Healthcare Orgs Report Improvements in Quality, Cost Using Data and Analytics

Feb. 21, 2018
In 2017, nearly three dozen organizations ranging in size from small community hospitals to some of the nation’s largest integrated delivery systems documented 125 improvements in quality, cost and efficiency using technology and improvement processes.

A well-defined benchmark in healthcare quality improvement is the Triple Aim—to improve the patient experience and health of populations while also reducing the cost of healthcare, as defined by the Institute for Healthcare Improvement. Achieving the three-part goal, however, has been difficult for most healthcare organizations.

Recent case studies have found that health systems that have adopted a systematic approach to the use of data and analytics to guide their improvement initiatives have documented major improvements in quality, cost and efficiency. In 2017, nearly three dozen organizations ranging in size from small community hospitals to some of the nation’s largest integrated delivery systems documented 125 improvements in quality, cost and efficiency using technology and improvement processes from Health Catalyst, a Salt Lake City-based data and analytics company.

According to Health Catalyst, 2017 improvements, substantiated in 48 case studies, represent a 69 percent year-over-year increase in documented improvement outcomes. Of the 125 outcomes that the company documented from three dozen healthcare organizations:

  • 42 percent included improvement in clinical outcomes such as reduced mortality, complication rates, readmissions, infections, and length of stay.
  • 18 percent included improvement in financial outcomes such as decreased variable cost, decreased total cost, increased revenue, and improved margin, as well as decreased denials, write-offs, and accounts receivable (A/R) days.
  • 35 percent included operational improvements such as improved workflow, reduction of unwarranted variation, improved patient access and decreased wait times for service.

The vast majority of the improvements documented by the hospitals and health systems analyzed were achieved in highly complex organizations with multiple hospitals and outpatient facilities, including several accountable care organizations (ACOs) responsible for the care of millions of patients.

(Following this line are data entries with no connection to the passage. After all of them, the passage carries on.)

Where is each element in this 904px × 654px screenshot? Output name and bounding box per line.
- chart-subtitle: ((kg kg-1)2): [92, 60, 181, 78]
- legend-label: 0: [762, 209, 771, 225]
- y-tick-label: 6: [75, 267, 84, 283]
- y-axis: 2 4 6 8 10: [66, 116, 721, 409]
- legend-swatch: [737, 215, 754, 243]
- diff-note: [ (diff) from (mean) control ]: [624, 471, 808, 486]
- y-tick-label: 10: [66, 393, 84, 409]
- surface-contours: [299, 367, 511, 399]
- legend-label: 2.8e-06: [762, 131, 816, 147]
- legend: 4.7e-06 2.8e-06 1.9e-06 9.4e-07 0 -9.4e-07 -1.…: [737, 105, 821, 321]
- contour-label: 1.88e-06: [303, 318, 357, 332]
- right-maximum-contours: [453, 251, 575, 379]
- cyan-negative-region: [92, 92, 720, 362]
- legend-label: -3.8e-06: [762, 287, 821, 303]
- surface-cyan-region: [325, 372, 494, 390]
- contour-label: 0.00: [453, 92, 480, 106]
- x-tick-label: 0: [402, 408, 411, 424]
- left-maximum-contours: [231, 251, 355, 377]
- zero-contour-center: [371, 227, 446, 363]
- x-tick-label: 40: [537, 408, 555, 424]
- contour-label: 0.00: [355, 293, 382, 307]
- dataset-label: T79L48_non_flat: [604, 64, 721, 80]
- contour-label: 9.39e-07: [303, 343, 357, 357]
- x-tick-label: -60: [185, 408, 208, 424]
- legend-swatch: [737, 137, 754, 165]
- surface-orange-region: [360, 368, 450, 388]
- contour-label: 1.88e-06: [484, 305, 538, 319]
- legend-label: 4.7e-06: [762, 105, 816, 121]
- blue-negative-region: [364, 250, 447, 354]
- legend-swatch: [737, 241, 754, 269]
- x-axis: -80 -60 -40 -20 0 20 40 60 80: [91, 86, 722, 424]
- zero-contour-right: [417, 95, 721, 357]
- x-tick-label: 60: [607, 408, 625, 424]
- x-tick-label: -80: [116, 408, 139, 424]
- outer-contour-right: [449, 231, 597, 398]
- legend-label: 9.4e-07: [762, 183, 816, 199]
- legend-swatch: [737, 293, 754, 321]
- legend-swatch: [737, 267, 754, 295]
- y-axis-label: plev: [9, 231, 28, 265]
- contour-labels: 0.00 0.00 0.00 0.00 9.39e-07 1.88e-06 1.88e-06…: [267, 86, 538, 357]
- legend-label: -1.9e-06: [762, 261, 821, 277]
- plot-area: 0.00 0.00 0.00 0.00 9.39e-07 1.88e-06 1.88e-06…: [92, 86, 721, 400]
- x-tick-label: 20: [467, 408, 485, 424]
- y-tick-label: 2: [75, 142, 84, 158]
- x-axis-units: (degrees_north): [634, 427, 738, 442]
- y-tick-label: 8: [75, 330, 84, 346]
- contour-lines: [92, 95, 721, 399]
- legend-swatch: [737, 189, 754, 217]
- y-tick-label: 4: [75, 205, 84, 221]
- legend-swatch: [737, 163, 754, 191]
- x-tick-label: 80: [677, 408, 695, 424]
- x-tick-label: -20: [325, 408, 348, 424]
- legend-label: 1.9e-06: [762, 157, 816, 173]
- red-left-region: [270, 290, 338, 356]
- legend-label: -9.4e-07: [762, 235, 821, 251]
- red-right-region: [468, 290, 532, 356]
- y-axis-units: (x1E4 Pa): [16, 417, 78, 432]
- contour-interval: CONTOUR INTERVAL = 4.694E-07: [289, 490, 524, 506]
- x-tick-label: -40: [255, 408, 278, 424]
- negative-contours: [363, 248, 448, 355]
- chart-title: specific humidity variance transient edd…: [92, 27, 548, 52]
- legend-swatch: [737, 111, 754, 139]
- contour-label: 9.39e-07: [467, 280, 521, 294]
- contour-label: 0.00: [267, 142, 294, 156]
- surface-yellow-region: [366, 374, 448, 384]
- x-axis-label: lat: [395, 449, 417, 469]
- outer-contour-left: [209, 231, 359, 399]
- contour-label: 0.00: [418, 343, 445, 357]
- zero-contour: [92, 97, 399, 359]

What’s more, 31 percent of the improvement projects involved workflow changes across multiple care locations, many of them affecting the entire care continuum for a patient population. Affected sites of care included the inpatient setting (38 percent of the total); the Emergency Department (31 percent); outpatient settings such as clinics (22 percent), peri-operative (20 percent); and the performance of risk-based payer-provider arrangements such as ACOs (10 percent).

“Improvements involving changes in practice across the continuum are extremely difficult to accomplish, so the scale of these improvements is incredibly impressive.  Many health systems are still trying to focus on improvement in just one hospital,” Brent James, M.D., a strategic advisor to Health Catalyst, and the former chief quality officer of Intermountain Healthcare, said in a statement. 

In addition to improvements in clinical, financial and operational outcomes, 42 percent of the documented total included improvements in analytics efficiency such as shortened time-to-value, time savings in producing and accessing information, and increased adoption of analytics by the organization.